Complètement décalé côté son avec des silences placés à certains moment clés et ce quintet de musiciens presque kusturicien, The Host n'oublie pas de localiser de très nombreux effets et bruitages avec une grande précision. Le Dolby Atmos se dévoile peu à peu, pour qui sait y prêter attention. Les apparitions du monstre comme certaines ambiances (les trombes d'eau notamment) sont particulièrement sonores. Et le caisson n'a pas été oublié.

7
10
bonus
- Histoire de famille (documentaire réalisé par Jésus Castro) (52')
- Masterclass de Bong Joon Ho au Grand Rex en fevrier 2023 (72')
- Aux origines de The Host (9')
- Dans la tête du monstre (14')
- De l’animatique au rendu final (11')
- Le design de la créature (11')
- La communauté de Weta (6')
- Rencontre avec Bong Joon Ho (7')
- La famille Park (4')
- 4 scènes coupées (20')
- Tournage au cœur des ténèbres (10')
- Du story-board à l’écran (5 modules )
- Créer le monstre (20')
- Story-board complet traduit en français (334 pages)
- Blu-Ray du film et bonus
- Bande-annonce 2023

Cette édition Collector limitée (garantie zéro plastique) se dote d'un boîtier rigide à fermeture magnétique et d'un visuel panoramique exclusif réalisé par Madison Coby. Un objet conçu pour être collectionné, aussi beau dehors que dedans. N'ayant reçu à la rédaction que le disque 4K UHD de la part de l'éditeur, nous avons pu nous délecter uniquement du module Histoire de famille, le documenaire qui retrouve l'équipe du film quinze ans après. Bong Joon‑ho revient sur son idée de départ : le monstre du Loch Ness qui apparaitraît sur la rivière Han, près de chez lui, là où il a grandi. Il connaît d'ailleurs les lieux comme sa poche, notamment le pont du film et sa superstructure en béton, où il a flanné des heures et des heures dans sa jeunesse.
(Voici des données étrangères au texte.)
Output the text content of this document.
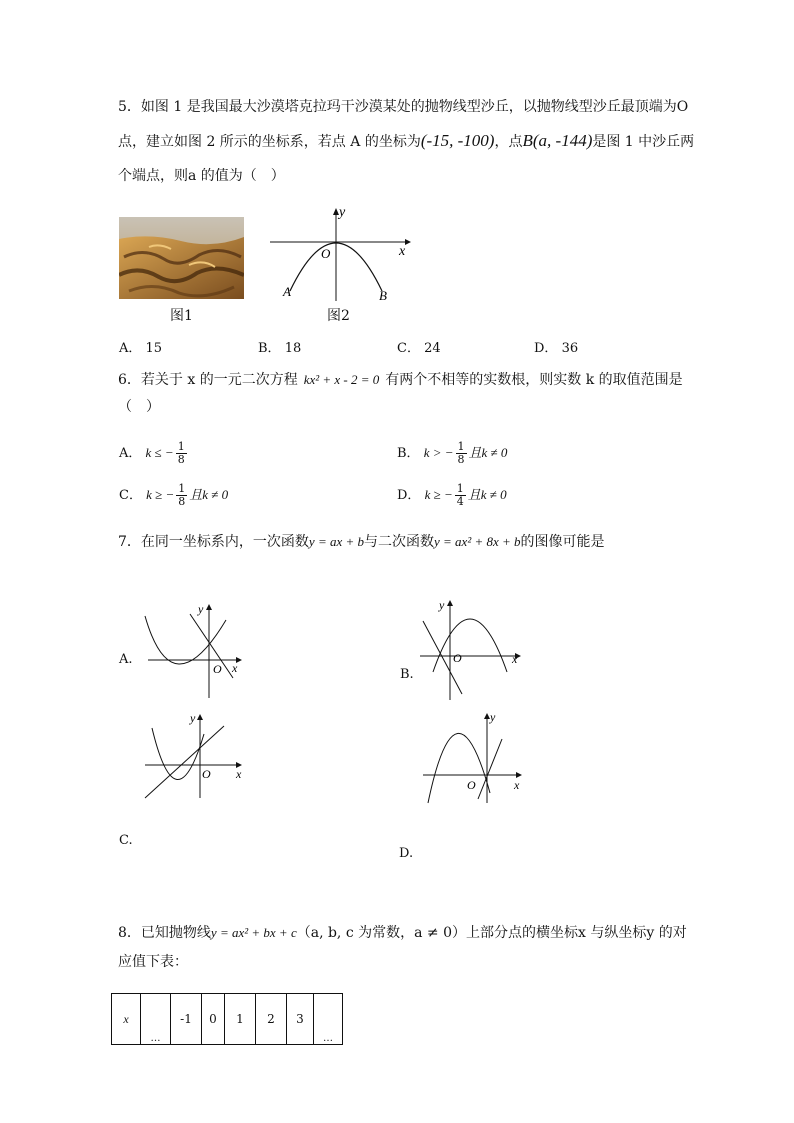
5．如图 1 是我国最大沙漠塔克拉玛干沙漠某处的抛物线型沙丘，以抛物线型沙丘最顶端为O
点，建立如图 2 所示的坐标系，若点 A 的坐标为(-15, -100)，点B(a, -144)是图 1 中沙丘两
个端点，则a 的值为（　）
图1
y
x
O
A	B
图2
A． 15	B． 18	C． 24	D． 36
6．若关于 x 的一元二次方程 kx² + x - 2 = 0 有两个不相等的实数根，则实数 k 的取值范围是
（　）
A． k ≤ − $\frac{1}{8}$	B． k > − $\frac{1}{8}$ 且k ≠ 0
C． k ≥ − $\frac{1}{8}$ 且k ≠ 0	D． k ≥ − $\frac{1}{4}$ 且k ≠ 0
7．在同一坐标系内，一次函数y = ax + b与二次函数y = ax² + 8x + b的图像可能是
A.
y
x
O	B.
y
x
O
y
x
O
C.
y
x
O
D.
8．已知抛物线y = ax² + bx + c（a, b, c 为常数，a ≠ 0）上部分点的横坐标x 与纵坐标y 的对
应值下表：
x	…	-1	0	1	2	3	…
Une idée de départ mêlée à l'épidémoie de SRAS de 2002‑2004.

 

On retrouve certains membres du casting, notamment la jeune fille du film, devenue une jeune femme. Ko Ah-seong revient sur les lieux de tournage avec ses photos argentiques de l'époque, se remémorrant son travail de collégienne entre les prises et sa découverte du monstre pour la première fois (une tête à l'échelle 1 avait été réalisée en latex et animatronic pour certains plans).